Belediyenin hizmet fazlası araçları sergilemesinin ardından başlayan tartışma sürüyor.
İstanbul Büyükşehir Belediyesi Meclisi, tatilin ardından ilk aylık toplantısını yapmak için Ekrem İmamoğlu başkanlığında bir araya geldi. İBB’de işten çıkarılanlar, CHP İstanbul İl Başkanı Canan Kaftancıoğlu‘na verilen hapis cezası, Tayfun Kahraman’ın Kentsel Dönüşüm Daire Başkanlığı’na atanmasına ilişkin pek çok konunun tartışıldığı eylül ayının ilk meclis toplantısında gündemin büyük bir bölümünü belediye bünyesindeki ihtiyaç fazlası araçlar oluşturdu.
Toplantıda kendisini “İkili ve maskeli bir yönetim” uygulamakla suçlayan AKP Grup Sözcüsü Faruk Gökkuş’a tepki gösteren İmamoğlu, AKP’lilere, “Tek yönlü bakışla asla ve asla bu topluma adalet dağıtamazsınız. İlçe başkanlığının tanımıyla bir işe alım yapamazsınız. Biz alışık olmadığınız bir süreç yaşatacağız size” dedi.
Öte yandan TMMOB Şehir Plancıları Odası Genel Merkezi ve İstanbul Şubesi Yönetim Kurulu üyesi Dr. Tayfun Kahraman’ın İBB’de Deprem Risk Yönetimi ve Kentsel İyileştirme Daire Başkanlığı görevine getirilmesi de başını AKP’lilerin çektiği Meclis üyelerince eleştirildi. AKP Grup Başkanvekili Tevfik Göksu ile CHP Grup Başkanvekili Doğan Subaşı arasında Gezi davası sanıklarından da olan Kahraman üzerinden yaşanan Gezi tartışması dikkatleri çekti.
Eylül ayı toplantısının açılış konuşmasını yapan İmamoğlu kısa bir süre önce grup oluşturan İyi Parti ve MHP’ye başarılar diledi. İmamoğlu konuşmasına 12 Eylül darbesinde kaybedilen insanları anarak devam etti. Darbelerin bir daha yaşanmaması temennisinde bulunan İmamoğlu, 27 Mayıs’ta idam edilen Başbakan Adnan Menderes’i de andı.
Muharrem ayı vesilesiyle Alevi yurttaşlara da selam gönderen İmamoğlu, bir olmayı, diri olmayı öne çıkaran felsefenin de herkes tarafından benimsenmesi gerektiğini söyledi.

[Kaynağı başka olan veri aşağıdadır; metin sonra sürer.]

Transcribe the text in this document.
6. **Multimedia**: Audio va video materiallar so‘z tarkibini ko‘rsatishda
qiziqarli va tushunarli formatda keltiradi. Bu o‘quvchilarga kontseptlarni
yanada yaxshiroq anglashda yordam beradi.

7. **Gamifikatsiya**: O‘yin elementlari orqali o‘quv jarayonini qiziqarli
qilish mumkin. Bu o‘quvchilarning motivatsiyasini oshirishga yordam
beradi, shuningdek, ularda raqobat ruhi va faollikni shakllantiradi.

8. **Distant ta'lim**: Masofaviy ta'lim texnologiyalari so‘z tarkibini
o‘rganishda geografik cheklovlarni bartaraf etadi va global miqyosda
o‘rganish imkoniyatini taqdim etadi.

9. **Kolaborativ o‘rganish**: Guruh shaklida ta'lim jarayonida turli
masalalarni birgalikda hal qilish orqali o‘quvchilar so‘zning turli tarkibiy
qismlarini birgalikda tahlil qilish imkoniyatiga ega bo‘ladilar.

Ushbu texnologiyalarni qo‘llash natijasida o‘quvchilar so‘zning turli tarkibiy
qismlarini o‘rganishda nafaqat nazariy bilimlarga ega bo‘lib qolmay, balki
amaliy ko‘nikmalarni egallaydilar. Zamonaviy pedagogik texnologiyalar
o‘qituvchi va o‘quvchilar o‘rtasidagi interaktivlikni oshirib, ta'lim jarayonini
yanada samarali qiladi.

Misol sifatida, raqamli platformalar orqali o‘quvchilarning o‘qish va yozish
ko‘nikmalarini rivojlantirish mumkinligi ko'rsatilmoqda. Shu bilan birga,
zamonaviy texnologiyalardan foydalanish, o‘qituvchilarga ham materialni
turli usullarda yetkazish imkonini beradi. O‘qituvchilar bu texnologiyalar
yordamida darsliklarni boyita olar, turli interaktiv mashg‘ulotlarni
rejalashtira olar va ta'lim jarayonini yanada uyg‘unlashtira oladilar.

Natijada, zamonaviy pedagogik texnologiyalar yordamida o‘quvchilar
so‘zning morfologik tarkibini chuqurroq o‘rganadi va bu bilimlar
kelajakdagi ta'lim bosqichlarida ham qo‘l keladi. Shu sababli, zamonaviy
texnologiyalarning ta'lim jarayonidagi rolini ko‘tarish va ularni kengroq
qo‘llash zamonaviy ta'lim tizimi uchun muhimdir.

Bazı ilçelerde sokakların isimlerinin değiştirilmesi ve Zabıta Müdürlüğü’nün ihaleye çıkma yönteminde yapılacak değişikliklerin ele alınacağı toplantıda ilk sözü AKP Grup Başkanvekili Tevfik Göksu aldı. Göksu, yeni dönemin, İBB çalışanlarının işten çıkartılma korkusu olmadan çalışacakları bir dönem olmasını dileyerek konuşmasına başladı. Göksu konuşmasına Diyarbakır’da HDP binası önünde eylem yapan ailelere değinerek devam etti.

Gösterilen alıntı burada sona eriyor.